In order to meet the demands of the fifth generation of mobile communication networks (5G), such as very high bit-rates, very low latency and massive machine connectivity, there is a need for a flexible, dynamic, scalable and versatile mobile fronthaul. Current industry fronthaul standards employing sampled radio waveforms for digital transport suffer from spectral inefficiency, making this type of transport impractical for the wide channel bandwidths and multi-antenna systems required by 5G. On the other hand, analogue transport does not suffer from these limitations. It is, however, prone to noise, non-linearity and poor dynamic range. When combined with analogue domain signal aggregation/multiplexing, it also lacks flexibility and scalability, especially at millimetre wave frequencies.

Measurements (matched in simulation) of analogue transport at millimetre wave frequencies demonstrate some of these issues. High data rates are demonstrated employing wide bandwidth channels combined using traditional subcarrier multiplexing techniques. However, only a limited number of channels can be multiplexed in this manner, with poor spectral efficiency, as analogue filter limitations do not allow narrow gaps between channels.

To this end, over the last few years, there has been significant investigation of analogue transport schemes combined with digital channel aggregation/ de-aggregation (combining/ separating multiple radio waveforms in the digital domain). This work explores such a technique.

Digital processing is used at the transmitter to flexibly multiplex a large number of channels in a subcarrier multiplex, without the use of combiners, mixers/ up-converters or Hilbert transforms. Orthogonal Frequency Division Multiplexing (OFDM) - derived Discrete Multi-Tone (DMT) and Single Sideband (SSB) modulated channels are integrated within a single Inverse Fast Fourier Transform (IFFT) operation. Channels or channel groups are mapped systematically into Nyquist zones by using, for example, a single IFFT (for a single 5G mobile numerology) or multiple IFFTs (for multiple 5G mobile numerologies).

The analogue transport signal generated in this manner is digitally filtered and band-pass sampled at the receiver such that each corresponding channel (e.g. channels destined to the same radio frequency (RF)/ millimetre wave (mmW) frequency) in the multiplex is presented at the same intermediate frequency, due to the mapping employed at the transmitter. Analogue or digital domain mixers/ down-converters are not required with this technique. Furthermore, each corresponding channel can be readily up-converted to their respective RF/mmW channels with minimal per-signal processing.

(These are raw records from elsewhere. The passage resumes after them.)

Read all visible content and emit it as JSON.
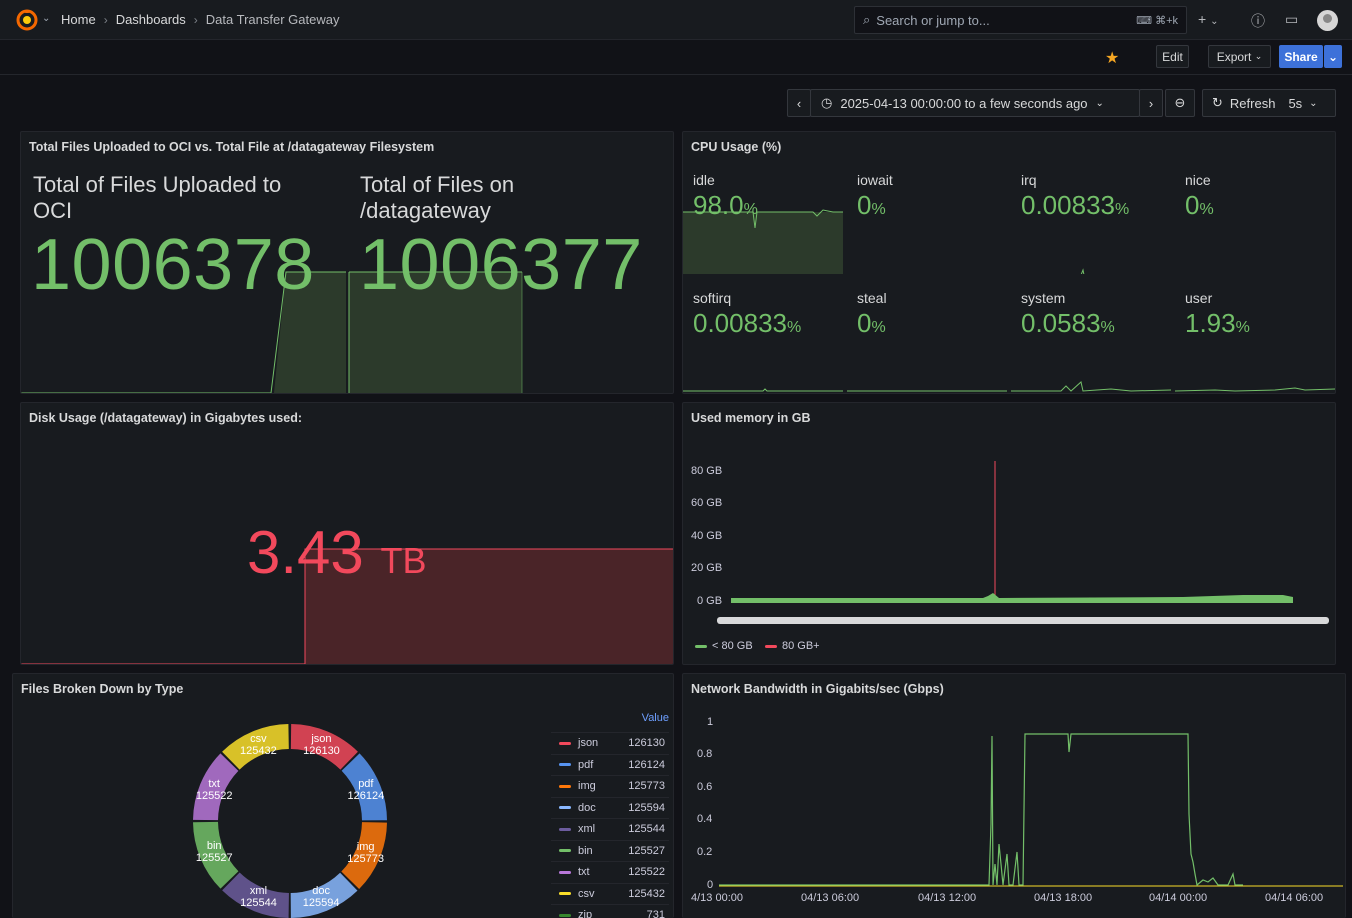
{
  "topbar": {
    "crumbs": [
      "Home",
      "Dashboards",
      "Data Transfer Gateway"
    ],
    "search_placeholder": "Search or jump to...",
    "search_shortcut": "⌘+k",
    "new_label": "+",
    "help_icon": "help-icon",
    "news_icon": "news-icon"
  },
  "toolbar": {
    "edit_label": "Edit",
    "export_label": "Export",
    "share_label": "Share"
  },
  "timepicker": {
    "range_label": "2025-04-13 00:00:00 to a few seconds ago",
    "refresh_label": "Refresh",
    "interval_label": "5s"
  },
  "colors": {
    "green": "#73bf69",
    "red": "#f2495c",
    "accent_blue": "#3d71d9",
    "panel_bg": "#181b1f",
    "page_bg": "#111217"
  },
  "panels": {
    "files": {
      "title": "Total Files Uploaded to OCI vs. Total File at /datagateway Filesystem",
      "uploaded_label_1": "Total of Files Uploaded to",
      "uploaded_label_2": "OCI",
      "uploaded_value": "1006378",
      "fs_label_1": "Total of Files on",
      "fs_label_2": "/datagateway",
      "fs_value": "1006377"
    },
    "cpu": {
      "title": "CPU Usage (%)",
      "cells": [
        {
          "label": "idle",
          "value": "98.0",
          "unit": "%"
        },
        {
          "label": "iowait",
          "value": "0",
          "unit": "%"
        },
        {
          "label": "irq",
          "value": "0.00833",
          "unit": "%"
        },
        {
          "label": "nice",
          "value": "0",
          "unit": "%"
        },
        {
          "label": "softirq",
          "value": "0.00833",
          "unit": "%"
        },
        {
          "label": "steal",
          "value": "0",
          "unit": "%"
        },
        {
          "label": "system",
          "value": "0.0583",
          "unit": "%"
        },
        {
          "label": "user",
          "value": "1.93",
          "unit": "%"
        }
      ]
    },
    "disk": {
      "title": "Disk Usage (/datagateway) in Gigabytes used:",
      "value": "3.43",
      "unit": "TB"
    },
    "memory": {
      "title": "Used memory in GB",
      "y_ticks": [
        "80 GB",
        "60 GB",
        "40 GB",
        "20 GB",
        "0 GB"
      ],
      "legend": [
        {
          "name": "< 80 GB",
          "color": "#73bf69"
        },
        {
          "name": "80 GB+",
          "color": "#f2495c"
        }
      ]
    },
    "types": {
      "title": "Files Broken Down by Type",
      "value_header": "Value",
      "slices": [
        {
          "name": "json",
          "value": "126130",
          "color": "#f2495c"
        },
        {
          "name": "pdf",
          "value": "126124",
          "color": "#5794f2"
        },
        {
          "name": "img",
          "value": "125773",
          "color": "#ff780a"
        },
        {
          "name": "doc",
          "value": "125594",
          "color": "#8ab8ff"
        },
        {
          "name": "xml",
          "value": "125544",
          "color": "#6c5c9e"
        },
        {
          "name": "bin",
          "value": "125527",
          "color": "#73bf69"
        },
        {
          "name": "txt",
          "value": "125522",
          "color": "#b877d9"
        },
        {
          "name": "csv",
          "value": "125432",
          "color": "#fade2a"
        },
        {
          "name": "zip",
          "value": "731",
          "color": "#37872d"
        }
      ]
    },
    "network": {
      "title": "Network Bandwidth in Gigabits/sec (Gbps)",
      "y_ticks": [
        "1",
        "0.8",
        "0.6",
        "0.4",
        "0.2",
        "0"
      ],
      "x_ticks": [
        "4/13 00:00",
        "04/13 06:00",
        "04/13 12:00",
        "04/13 18:00",
        "04/14 00:00",
        "04/14 06:00"
      ]
    }
  },
  "chart_data": [
    {
      "type": "pie",
      "title": "Files Broken Down by Type",
      "categories": [
        "json",
        "pdf",
        "img",
        "doc",
        "xml",
        "bin",
        "txt",
        "csv",
        "zip"
      ],
      "values": [
        126130,
        126124,
        125773,
        125594,
        125544,
        125527,
        125522,
        125432,
        731
      ]
    },
    {
      "type": "line",
      "title": "Network Bandwidth in Gigabits/sec (Gbps)",
      "x": [
        "04/13 00:00",
        "04/13 06:00",
        "04/13 12:00",
        "04/13 18:00",
        "04/14 00:00",
        "04/14 06:00"
      ],
      "series": [
        {
          "values": [
            0,
            0,
            0,
            0.93,
            0,
            0
          ]
        }
      ],
      "ylim": [
        0,
        1
      ]
    },
    {
      "type": "line",
      "title": "Used memory in GB",
      "ylim": [
        0,
        80
      ],
      "series": [
        {
          "name": "< 80 GB",
          "values": [
            2,
            3,
            3,
            3,
            3
          ]
        },
        {
          "name": "80 GB+",
          "values": [
            0,
            0,
            85,
            0,
            0
          ]
        }
      ]
    }
  ]
}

Measurement results, matched in simulation, for large signal multiplexes with both generic and 5G mobile numerologies show error-vector magnitude performance well within specifications, validating the proposed system.

For even larger multiplexes and/or multiplexes residing on a higher IF exceeding the analogue bandwidth and sampling rate specifications of the ADCs at the receiver, the use of a bandwidth-extension device is proposed to extend the mapping to a mapping hierarchy and relax the analogue bandwidth and sampling rate requirements of the ADCs. This allows the receiver to still use digital processing, with only minimal analogue processing, to band-pass sample smaller blocks of channels from the larger multiplex, down to the same intermediate frequency. This ensures that each block of channels is within the analogue bandwidth specification of the ADCs. Performance predictions via simulation (based on a system model matched to the measurements) show promising results for very large multiplexes and large channel bandwidths.

The multiplexing technique presented in this work thus allows reductions in per-channel processing for heterogeneous networking (or multi-radio access technologies) and multi-antenna configurations. It also creates a re-configurable and adaptable system based on available processing resources, irrespective of changes to the number of channels and channel groups, channel bandwidths and modulation formats.